The last week has brought about a number of different items of news related to how we pay for college.  I just wanted to take this opportunity to summarize some of the key changes:

  • The Obama administration has made it a priority to increase access to a college education.  To date, they have increased the size of the Pell grant, planned to modernize the Perkins Loan program, and offered the American Opportunity Tax Credit, a $2,500 tax credit each year for four years of college.  There most recent efforts have been aimed at simplifying the FAFSA.  The online FAFSA no has improved programming to make it possible to skip more of the unnecessary questions.  They are also working with the IRS to allow students to seemlessly retrieve relevant tax data.  This will be available in January of 2010 for students applying for aid for the Spring semester.  They hope to expand that program.  To read more about the changes, view this post on the Department of Education web page.
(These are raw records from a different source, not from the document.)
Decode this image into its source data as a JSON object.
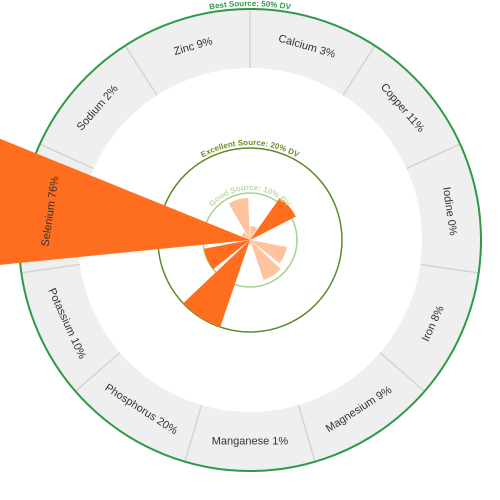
{
  "chart_data": {
    "type": "polar-bar",
    "unit": "% DV",
    "categories": [
      "Calcium",
      "Copper",
      "Iodine",
      "Iron",
      "Magnesium",
      "Manganese",
      "Phosphorus",
      "Potassium",
      "Selenium",
      "Sodium",
      "Zinc"
    ],
    "values": [
      3,
      11,
      0,
      8,
      9,
      1,
      20,
      10,
      76,
      2,
      9
    ],
    "labels": [
      "Calcium 3%",
      "Copper 11%",
      "Iodine 0%",
      "Iron 8%",
      "Magnesium 9%",
      "Manganese 1%",
      "Phosphorus 20%",
      "Potassium 10%",
      "Selenium 76%",
      "Sodium 2%",
      "Zinc 9%"
    ],
    "thresholds": [
      {
        "value": 10,
        "label": "Good Source: 10% DV",
        "color": "#a8d08d"
      },
      {
        "value": 20,
        "label": "Excellent Source: 20% DV",
        "color": "#5a8a2a"
      },
      {
        "value": 50,
        "label": "Best Source: 50% DV",
        "color": "#2e9a48"
      }
    ],
    "colors": {
      "bar_light": "#ffc3a0",
      "bar_dark": "#ff6e1e",
      "label_band": "#efefef",
      "band_divider": "#d4d4d4"
    }
  }
}
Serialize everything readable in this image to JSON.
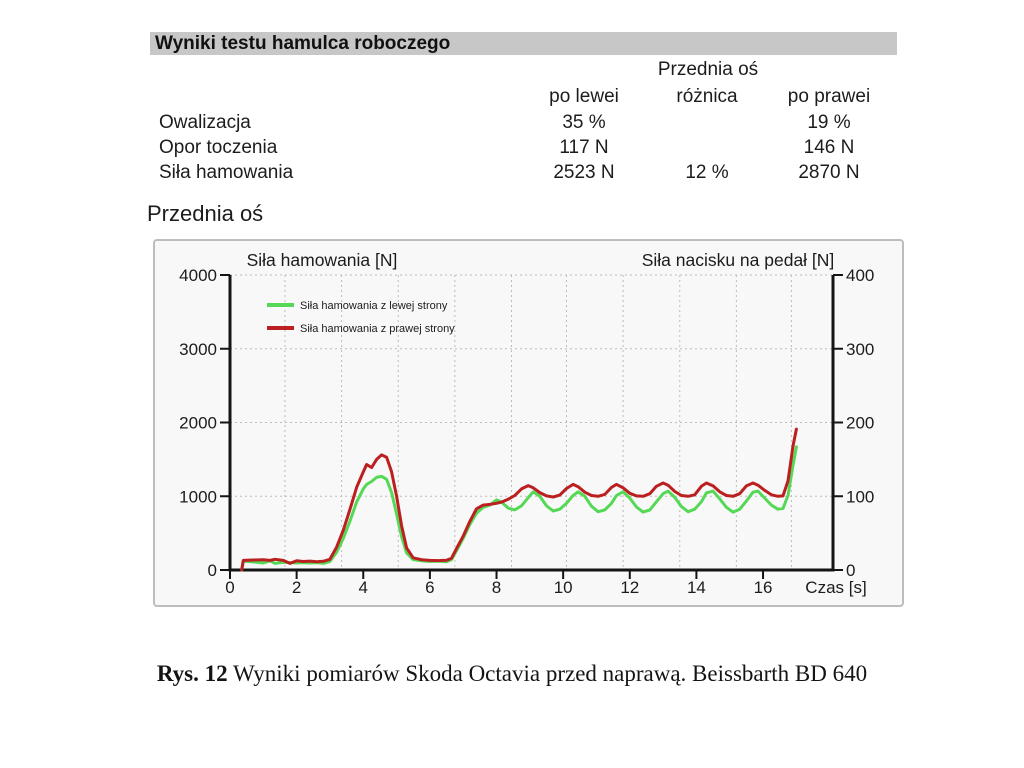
{
  "results": {
    "title": "Wyniki testu hamulca roboczego",
    "axis_header": "Przednia oś",
    "columns": {
      "left": "po lewei",
      "diff": "różnica",
      "right": "po prawei"
    },
    "rows": [
      {
        "label": "Owalizacja",
        "left": "35 %",
        "diff": "",
        "right": "19 %"
      },
      {
        "label": "Opor toczenia",
        "left": "117 N",
        "diff": "",
        "right": "146 N"
      },
      {
        "label": "Siła hamowania",
        "left": "2523 N",
        "diff": "12 %",
        "right": "2870 N"
      }
    ]
  },
  "chart_section": {
    "title": "Przednia oś"
  },
  "chart_data": {
    "type": "line",
    "title_left": "Siła hamowania [N]",
    "title_right": "Siła nacisku na pedał [N]",
    "xlabel": "Czas [s]",
    "x_range": [
      0,
      18.1
    ],
    "y_left_range": [
      0,
      4000
    ],
    "y_right_range": [
      0,
      400
    ],
    "x_ticks": [
      0,
      2,
      4,
      6,
      8,
      10,
      12,
      14,
      16
    ],
    "y_left_ticks": [
      0,
      1000,
      2000,
      3000,
      4000
    ],
    "y_right_ticks": [
      0,
      100,
      200,
      300,
      400
    ],
    "grid_x": [
      1.65,
      3.35,
      5.05,
      6.75,
      8.45,
      10.1,
      11.8,
      13.5,
      15.2,
      16.85
    ],
    "grid_y": [
      1000,
      2000,
      3000,
      4000
    ],
    "legend_position": "top-left-inside",
    "grid": "dotted",
    "axis_color": "#141414",
    "grid_color": "#bcbcbc",
    "x": [
      0.35,
      0.4,
      0.7,
      1.0,
      1.2,
      1.35,
      1.6,
      1.8,
      2.0,
      2.2,
      2.4,
      2.6,
      2.8,
      3.0,
      3.2,
      3.4,
      3.6,
      3.8,
      4.0,
      4.1,
      4.25,
      4.4,
      4.55,
      4.7,
      4.85,
      5.0,
      5.15,
      5.3,
      5.5,
      5.75,
      6.0,
      6.25,
      6.5,
      6.65,
      6.8,
      7.0,
      7.2,
      7.4,
      7.6,
      7.8,
      8.0,
      8.15,
      8.35,
      8.55,
      8.75,
      8.95,
      9.1,
      9.3,
      9.5,
      9.7,
      9.9,
      10.1,
      10.3,
      10.45,
      10.65,
      10.85,
      11.05,
      11.25,
      11.45,
      11.6,
      11.8,
      12.0,
      12.2,
      12.4,
      12.6,
      12.8,
      13.0,
      13.15,
      13.35,
      13.55,
      13.75,
      13.95,
      14.15,
      14.3,
      14.5,
      14.7,
      14.9,
      15.1,
      15.3,
      15.5,
      15.7,
      15.85,
      16.05,
      16.25,
      16.45,
      16.6,
      16.75,
      16.9,
      17.0
    ],
    "series": [
      {
        "name": "Siła hamowania z lewej strony",
        "color": "#55d855",
        "values": [
          0,
          120,
          110,
          95,
          125,
          90,
          105,
          100,
          95,
          100,
          95,
          100,
          90,
          115,
          240,
          430,
          660,
          920,
          1100,
          1160,
          1200,
          1255,
          1270,
          1230,
          1050,
          760,
          450,
          230,
          140,
          125,
          115,
          120,
          112,
          140,
          260,
          430,
          620,
          770,
          850,
          880,
          950,
          920,
          840,
          815,
          870,
          980,
          1060,
          1000,
          870,
          800,
          825,
          905,
          1010,
          1060,
          1000,
          865,
          790,
          815,
          905,
          1010,
          1060,
          975,
          855,
          785,
          815,
          925,
          1035,
          1070,
          985,
          860,
          790,
          825,
          925,
          1045,
          1070,
          965,
          850,
          785,
          825,
          935,
          1055,
          1070,
          975,
          880,
          825,
          835,
          1010,
          1420,
          1670
        ]
      },
      {
        "name": "Siła hamowania z prawej strony",
        "color": "#bb1f1f",
        "values": [
          0,
          130,
          135,
          140,
          130,
          145,
          130,
          90,
          125,
          115,
          120,
          112,
          118,
          145,
          310,
          540,
          820,
          1120,
          1330,
          1430,
          1390,
          1500,
          1560,
          1530,
          1330,
          1000,
          600,
          300,
          165,
          140,
          130,
          128,
          132,
          160,
          290,
          460,
          660,
          830,
          880,
          890,
          905,
          920,
          960,
          1010,
          1100,
          1145,
          1115,
          1050,
          1005,
          990,
          1015,
          1105,
          1160,
          1130,
          1055,
          1010,
          1000,
          1025,
          1120,
          1160,
          1115,
          1040,
          1005,
          1000,
          1035,
          1135,
          1180,
          1150,
          1065,
          1010,
          1000,
          1020,
          1135,
          1180,
          1140,
          1060,
          1010,
          1000,
          1035,
          1140,
          1180,
          1150,
          1080,
          1020,
          1000,
          1005,
          1210,
          1680,
          1910
        ]
      }
    ]
  },
  "caption": {
    "prefix": "Rys. 12",
    "text": " Wyniki pomiarów Skoda Octavia przed naprawą. Beissbarth BD 640"
  }
}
  • As of July 1 the interest rate on Subsidized Stafford Loans dropped to 5.6%.  Unfortunately, over the past month more lenders have dropped out of the program, the Connecticut Student Loan Foundation being one of the most recent casualties.  Also as of July 1, students who owe on FFEL program loans are now eligible for Income Based Repayment (IBR).  Visit the department fo education website to learn more about this program. View this document to learn more about Loan Forgiveness for Public Service Employees, and view this document to learn more about Loan Forgiveness for teachers.
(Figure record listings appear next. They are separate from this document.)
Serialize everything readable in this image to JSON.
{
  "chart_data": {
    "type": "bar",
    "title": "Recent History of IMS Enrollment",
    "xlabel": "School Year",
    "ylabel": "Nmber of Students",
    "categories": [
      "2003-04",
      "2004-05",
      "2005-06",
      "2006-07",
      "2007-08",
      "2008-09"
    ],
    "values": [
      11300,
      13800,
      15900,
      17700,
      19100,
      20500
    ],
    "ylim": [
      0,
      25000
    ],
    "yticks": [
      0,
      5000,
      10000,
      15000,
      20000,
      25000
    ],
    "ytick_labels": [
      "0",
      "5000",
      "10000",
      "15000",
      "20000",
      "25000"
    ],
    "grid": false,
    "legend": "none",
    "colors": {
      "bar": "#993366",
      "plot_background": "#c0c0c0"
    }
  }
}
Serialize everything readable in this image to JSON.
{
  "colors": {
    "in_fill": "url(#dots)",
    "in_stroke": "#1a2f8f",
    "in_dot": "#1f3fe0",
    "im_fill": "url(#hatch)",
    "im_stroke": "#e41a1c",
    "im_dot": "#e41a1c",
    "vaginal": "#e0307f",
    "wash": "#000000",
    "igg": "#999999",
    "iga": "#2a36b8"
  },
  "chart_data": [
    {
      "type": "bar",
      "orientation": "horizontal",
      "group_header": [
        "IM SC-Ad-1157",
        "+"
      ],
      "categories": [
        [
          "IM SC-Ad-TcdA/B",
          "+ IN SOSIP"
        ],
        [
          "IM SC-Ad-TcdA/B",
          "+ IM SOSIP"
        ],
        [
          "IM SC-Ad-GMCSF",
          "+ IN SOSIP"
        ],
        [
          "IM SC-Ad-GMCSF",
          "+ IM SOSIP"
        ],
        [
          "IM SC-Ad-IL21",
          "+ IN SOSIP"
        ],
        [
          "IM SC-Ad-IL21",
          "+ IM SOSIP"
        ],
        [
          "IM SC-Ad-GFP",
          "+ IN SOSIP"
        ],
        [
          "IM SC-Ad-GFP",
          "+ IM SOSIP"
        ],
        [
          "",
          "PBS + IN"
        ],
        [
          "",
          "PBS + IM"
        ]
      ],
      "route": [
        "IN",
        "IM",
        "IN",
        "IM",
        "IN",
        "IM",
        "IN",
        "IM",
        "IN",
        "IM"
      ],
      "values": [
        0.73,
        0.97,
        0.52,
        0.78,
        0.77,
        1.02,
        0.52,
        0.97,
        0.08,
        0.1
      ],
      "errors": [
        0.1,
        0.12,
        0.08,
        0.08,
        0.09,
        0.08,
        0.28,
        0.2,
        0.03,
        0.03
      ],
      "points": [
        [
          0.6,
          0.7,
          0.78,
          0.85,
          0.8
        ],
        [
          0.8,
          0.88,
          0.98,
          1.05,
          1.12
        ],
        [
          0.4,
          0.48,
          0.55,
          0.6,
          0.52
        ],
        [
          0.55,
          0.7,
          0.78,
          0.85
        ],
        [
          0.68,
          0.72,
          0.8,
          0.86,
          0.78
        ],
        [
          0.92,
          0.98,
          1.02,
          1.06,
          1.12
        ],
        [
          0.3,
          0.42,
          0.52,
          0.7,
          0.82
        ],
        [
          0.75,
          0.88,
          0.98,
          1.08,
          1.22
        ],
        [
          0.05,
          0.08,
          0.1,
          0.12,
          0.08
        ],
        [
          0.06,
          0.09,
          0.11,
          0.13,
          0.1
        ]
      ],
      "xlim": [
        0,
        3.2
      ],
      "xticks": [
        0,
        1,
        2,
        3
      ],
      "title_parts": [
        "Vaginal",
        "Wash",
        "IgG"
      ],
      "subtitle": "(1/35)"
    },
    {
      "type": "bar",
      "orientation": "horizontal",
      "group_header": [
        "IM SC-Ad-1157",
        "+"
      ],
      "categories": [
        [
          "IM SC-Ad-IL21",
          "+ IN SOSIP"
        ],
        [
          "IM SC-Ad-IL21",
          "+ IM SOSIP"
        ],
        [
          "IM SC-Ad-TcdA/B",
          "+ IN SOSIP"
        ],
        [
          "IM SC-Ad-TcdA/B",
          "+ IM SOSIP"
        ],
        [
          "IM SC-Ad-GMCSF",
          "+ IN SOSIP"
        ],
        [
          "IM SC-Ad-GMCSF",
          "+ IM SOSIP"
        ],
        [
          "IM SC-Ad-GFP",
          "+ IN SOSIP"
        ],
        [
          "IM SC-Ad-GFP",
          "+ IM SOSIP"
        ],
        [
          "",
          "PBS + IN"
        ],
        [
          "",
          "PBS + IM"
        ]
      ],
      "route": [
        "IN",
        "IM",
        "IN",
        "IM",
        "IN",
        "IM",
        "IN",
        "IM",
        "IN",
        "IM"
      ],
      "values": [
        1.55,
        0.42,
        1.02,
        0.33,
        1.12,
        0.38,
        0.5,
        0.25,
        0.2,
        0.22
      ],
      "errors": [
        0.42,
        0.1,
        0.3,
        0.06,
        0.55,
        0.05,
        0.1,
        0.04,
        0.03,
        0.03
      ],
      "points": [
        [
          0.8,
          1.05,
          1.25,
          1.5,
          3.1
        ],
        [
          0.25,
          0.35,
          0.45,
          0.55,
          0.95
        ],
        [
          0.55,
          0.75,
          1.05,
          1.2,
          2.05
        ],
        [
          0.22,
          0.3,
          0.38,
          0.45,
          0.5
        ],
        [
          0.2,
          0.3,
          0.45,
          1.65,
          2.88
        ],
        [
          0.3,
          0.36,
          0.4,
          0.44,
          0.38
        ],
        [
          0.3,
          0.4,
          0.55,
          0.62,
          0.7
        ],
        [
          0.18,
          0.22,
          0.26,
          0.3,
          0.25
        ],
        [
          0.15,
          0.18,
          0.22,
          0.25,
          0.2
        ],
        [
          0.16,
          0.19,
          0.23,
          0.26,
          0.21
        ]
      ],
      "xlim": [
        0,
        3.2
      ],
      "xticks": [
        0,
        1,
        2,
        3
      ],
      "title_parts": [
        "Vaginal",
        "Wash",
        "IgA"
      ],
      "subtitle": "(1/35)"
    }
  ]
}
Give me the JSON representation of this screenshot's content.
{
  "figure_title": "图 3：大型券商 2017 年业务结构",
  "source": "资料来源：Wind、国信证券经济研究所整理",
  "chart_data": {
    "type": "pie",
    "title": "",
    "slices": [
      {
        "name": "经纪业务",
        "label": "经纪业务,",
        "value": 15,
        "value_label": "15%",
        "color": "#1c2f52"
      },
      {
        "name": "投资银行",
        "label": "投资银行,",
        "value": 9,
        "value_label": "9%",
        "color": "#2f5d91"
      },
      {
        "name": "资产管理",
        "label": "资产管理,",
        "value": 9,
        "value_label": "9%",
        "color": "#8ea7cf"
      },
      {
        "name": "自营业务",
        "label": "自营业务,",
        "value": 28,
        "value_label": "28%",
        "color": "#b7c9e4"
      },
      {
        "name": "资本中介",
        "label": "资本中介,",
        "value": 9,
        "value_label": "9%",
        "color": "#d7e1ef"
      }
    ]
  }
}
  • Finally, this post on the Choice College Blog talks about how scholarships are becoming more difficult to find.  We are currently updating the database of college-based merit scholarships on and we have noticed that while some colleges are becoming more generous in these tough times, many colleges are actually reducing the size and number of their scholarships.  This as tuition continues to rise, and while this past year it rose at the lowest rate in almost 40 years, it is still outpacing inflation, so you would naturally expect scholarships to increase to cover that increased tuition.  There are still opportunities out there, we just recommend that students start looking for them earlier.  Now more than every it is critical that you have a financial safety as well as an admissions safety.